Stephen Walt: I think there is a sense . . . a growing sense that there are going to be limits to how many people you can keep on the planet, and how many people you can have living at a certain standard of living. And I think the major constraint there is environmental. The most obvious symptom of that is growing concern with global warming and climate change of various kinds; and the sense that we may not be able to stop that particular train before it goes off the cliff, you know if you imagine some of the more catastrophic scenarios. Does that end all life on the planet? No. But does it have very severe consequences for different parts of the world? I think that’s . . . that’s there. I think we are going to see over the next 40 or 50 years a fundamental shift in the balance of power between what has been the sort of transatlantic access – Europe and America – for the last several hundred years shifting more towards Asia. The United States will be a critical part of that too; but again India and China much more so. I think third there is a . . . an issue of equality . . . an inequality on a global scale now which is compounded by the fact that increasingly, people who are further down the inequality scales are more and more aware of what their relative positions are. And again, the advent of global communications and things like that is starting to make it much more obvious to people. So we have at least, I think, a potential train wreck of different trends happening where India and China are developing. Their development is gonna put greater environmental strains on the world.

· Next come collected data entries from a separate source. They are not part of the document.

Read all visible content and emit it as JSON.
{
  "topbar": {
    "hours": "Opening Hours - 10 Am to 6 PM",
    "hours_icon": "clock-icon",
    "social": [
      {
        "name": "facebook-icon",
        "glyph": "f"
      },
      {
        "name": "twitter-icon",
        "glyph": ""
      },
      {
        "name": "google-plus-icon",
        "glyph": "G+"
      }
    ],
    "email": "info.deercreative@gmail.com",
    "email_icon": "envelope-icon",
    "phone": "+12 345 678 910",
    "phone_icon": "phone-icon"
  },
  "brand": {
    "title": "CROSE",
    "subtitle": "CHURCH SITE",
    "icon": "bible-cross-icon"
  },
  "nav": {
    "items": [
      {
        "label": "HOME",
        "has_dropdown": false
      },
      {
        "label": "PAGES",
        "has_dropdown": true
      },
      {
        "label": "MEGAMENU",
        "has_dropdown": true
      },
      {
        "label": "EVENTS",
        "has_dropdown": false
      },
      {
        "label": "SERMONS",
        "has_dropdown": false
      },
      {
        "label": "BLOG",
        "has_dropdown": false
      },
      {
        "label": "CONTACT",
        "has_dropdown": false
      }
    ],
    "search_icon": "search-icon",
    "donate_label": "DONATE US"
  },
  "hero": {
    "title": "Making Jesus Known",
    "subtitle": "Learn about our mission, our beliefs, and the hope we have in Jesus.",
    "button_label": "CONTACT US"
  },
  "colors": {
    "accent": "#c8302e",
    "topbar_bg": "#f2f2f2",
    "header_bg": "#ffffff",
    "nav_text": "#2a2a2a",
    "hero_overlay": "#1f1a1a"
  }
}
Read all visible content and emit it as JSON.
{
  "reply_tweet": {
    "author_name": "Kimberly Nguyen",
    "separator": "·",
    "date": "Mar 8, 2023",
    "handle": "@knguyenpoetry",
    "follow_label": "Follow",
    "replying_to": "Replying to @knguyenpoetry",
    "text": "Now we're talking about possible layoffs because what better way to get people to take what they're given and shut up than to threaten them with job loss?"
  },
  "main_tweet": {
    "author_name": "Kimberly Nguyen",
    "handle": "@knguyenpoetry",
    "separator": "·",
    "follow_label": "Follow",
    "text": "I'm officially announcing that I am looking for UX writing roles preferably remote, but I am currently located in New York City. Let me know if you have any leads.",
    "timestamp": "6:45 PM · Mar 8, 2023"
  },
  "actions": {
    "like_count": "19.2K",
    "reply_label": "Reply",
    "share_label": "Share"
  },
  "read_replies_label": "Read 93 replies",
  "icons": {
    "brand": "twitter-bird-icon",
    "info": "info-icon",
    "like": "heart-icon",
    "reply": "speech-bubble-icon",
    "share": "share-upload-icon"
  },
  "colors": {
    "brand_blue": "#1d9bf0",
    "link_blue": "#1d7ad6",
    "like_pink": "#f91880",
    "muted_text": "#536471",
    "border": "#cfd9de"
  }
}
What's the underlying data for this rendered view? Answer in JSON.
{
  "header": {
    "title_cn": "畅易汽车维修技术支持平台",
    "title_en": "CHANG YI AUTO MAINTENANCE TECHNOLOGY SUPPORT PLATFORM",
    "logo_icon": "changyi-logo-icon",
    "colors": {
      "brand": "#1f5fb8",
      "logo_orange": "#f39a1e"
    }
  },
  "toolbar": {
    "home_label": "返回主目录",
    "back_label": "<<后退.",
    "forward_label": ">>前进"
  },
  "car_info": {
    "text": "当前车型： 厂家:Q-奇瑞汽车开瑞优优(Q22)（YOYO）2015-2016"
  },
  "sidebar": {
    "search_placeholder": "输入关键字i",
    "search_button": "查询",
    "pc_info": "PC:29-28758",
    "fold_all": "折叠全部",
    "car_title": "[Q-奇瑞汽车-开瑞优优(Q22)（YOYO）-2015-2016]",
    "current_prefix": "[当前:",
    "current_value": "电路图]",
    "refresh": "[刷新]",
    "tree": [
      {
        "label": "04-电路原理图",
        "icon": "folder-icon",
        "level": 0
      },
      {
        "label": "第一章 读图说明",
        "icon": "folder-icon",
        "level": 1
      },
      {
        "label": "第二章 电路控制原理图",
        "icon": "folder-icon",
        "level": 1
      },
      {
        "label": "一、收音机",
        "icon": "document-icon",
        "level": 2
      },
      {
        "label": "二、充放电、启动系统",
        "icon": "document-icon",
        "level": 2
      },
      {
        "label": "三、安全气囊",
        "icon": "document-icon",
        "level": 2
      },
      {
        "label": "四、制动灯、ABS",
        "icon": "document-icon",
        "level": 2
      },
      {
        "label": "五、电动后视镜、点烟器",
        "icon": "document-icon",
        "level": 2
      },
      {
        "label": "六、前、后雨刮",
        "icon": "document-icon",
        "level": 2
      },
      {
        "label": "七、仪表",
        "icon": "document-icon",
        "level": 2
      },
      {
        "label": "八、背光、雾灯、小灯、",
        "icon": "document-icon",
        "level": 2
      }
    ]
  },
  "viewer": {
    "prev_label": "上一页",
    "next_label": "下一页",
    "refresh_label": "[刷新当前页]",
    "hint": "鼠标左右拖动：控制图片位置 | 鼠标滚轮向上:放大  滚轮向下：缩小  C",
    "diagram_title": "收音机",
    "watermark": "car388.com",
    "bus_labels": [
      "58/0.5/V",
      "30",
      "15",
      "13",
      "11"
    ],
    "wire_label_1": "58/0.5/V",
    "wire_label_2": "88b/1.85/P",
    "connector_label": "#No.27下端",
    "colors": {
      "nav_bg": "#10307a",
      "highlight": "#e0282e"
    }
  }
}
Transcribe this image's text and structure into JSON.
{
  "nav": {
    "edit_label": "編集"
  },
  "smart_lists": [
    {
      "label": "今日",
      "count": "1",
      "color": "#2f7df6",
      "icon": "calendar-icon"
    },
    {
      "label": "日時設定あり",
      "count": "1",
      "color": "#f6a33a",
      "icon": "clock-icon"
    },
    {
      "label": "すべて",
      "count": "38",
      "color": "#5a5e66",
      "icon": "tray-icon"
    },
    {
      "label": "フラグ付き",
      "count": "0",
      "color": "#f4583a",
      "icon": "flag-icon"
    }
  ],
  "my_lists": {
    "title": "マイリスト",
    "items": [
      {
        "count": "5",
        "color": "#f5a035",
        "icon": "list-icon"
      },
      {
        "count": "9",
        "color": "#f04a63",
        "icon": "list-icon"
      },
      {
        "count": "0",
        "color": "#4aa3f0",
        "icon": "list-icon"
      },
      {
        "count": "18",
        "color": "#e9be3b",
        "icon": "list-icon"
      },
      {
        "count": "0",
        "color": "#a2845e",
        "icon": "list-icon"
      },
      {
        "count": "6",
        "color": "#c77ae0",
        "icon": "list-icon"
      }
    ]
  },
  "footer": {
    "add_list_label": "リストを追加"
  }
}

They’re not gonna want to remain in an undeveloped condition, right? The advanced countries like the United States are going to be concerned about what this all means. And everyone is going to be more aware of all of this simultaneously. So I think the potential for real trouble down the road is . . . is considerable.

 

Question: Is development at odds with environmentalism?

 

Stephen Walt: I think there’s an obvious tradeoff.  We can’t have, you know, seven to eight billion people on the planet all of them living like Americans.  So one of the problems we’re going to have to address as a society is how do you convince people in the most advanced societies who are consuming most of the resources to . . . to essentially _________I regard as not necessarily a diminution of their lifestyles, but a diminution of their ostentation.  Or to put it in really crude terms, how do you get more Americans and Europeans to have a much, much smaller carbon footprint, right?  Without thinking that that requires us all to live in tiny homes; that requires us all to ride bicycles to work or things like that; but rather can we be happy about a different lifestyle where maybe the 12,000 foot McMansion is not the American dream, and that we all accept that many more people are going to have to live in some parts of their lives in a much more constrained fashion.  I actually regard that as a social and cultural problem that we are, again, just beginning to have to think about.  And it’s not one that’s gonna sit well with many Americans.  We tend to think, “We’re Americans.  We’re entitled to whatever we can afford.”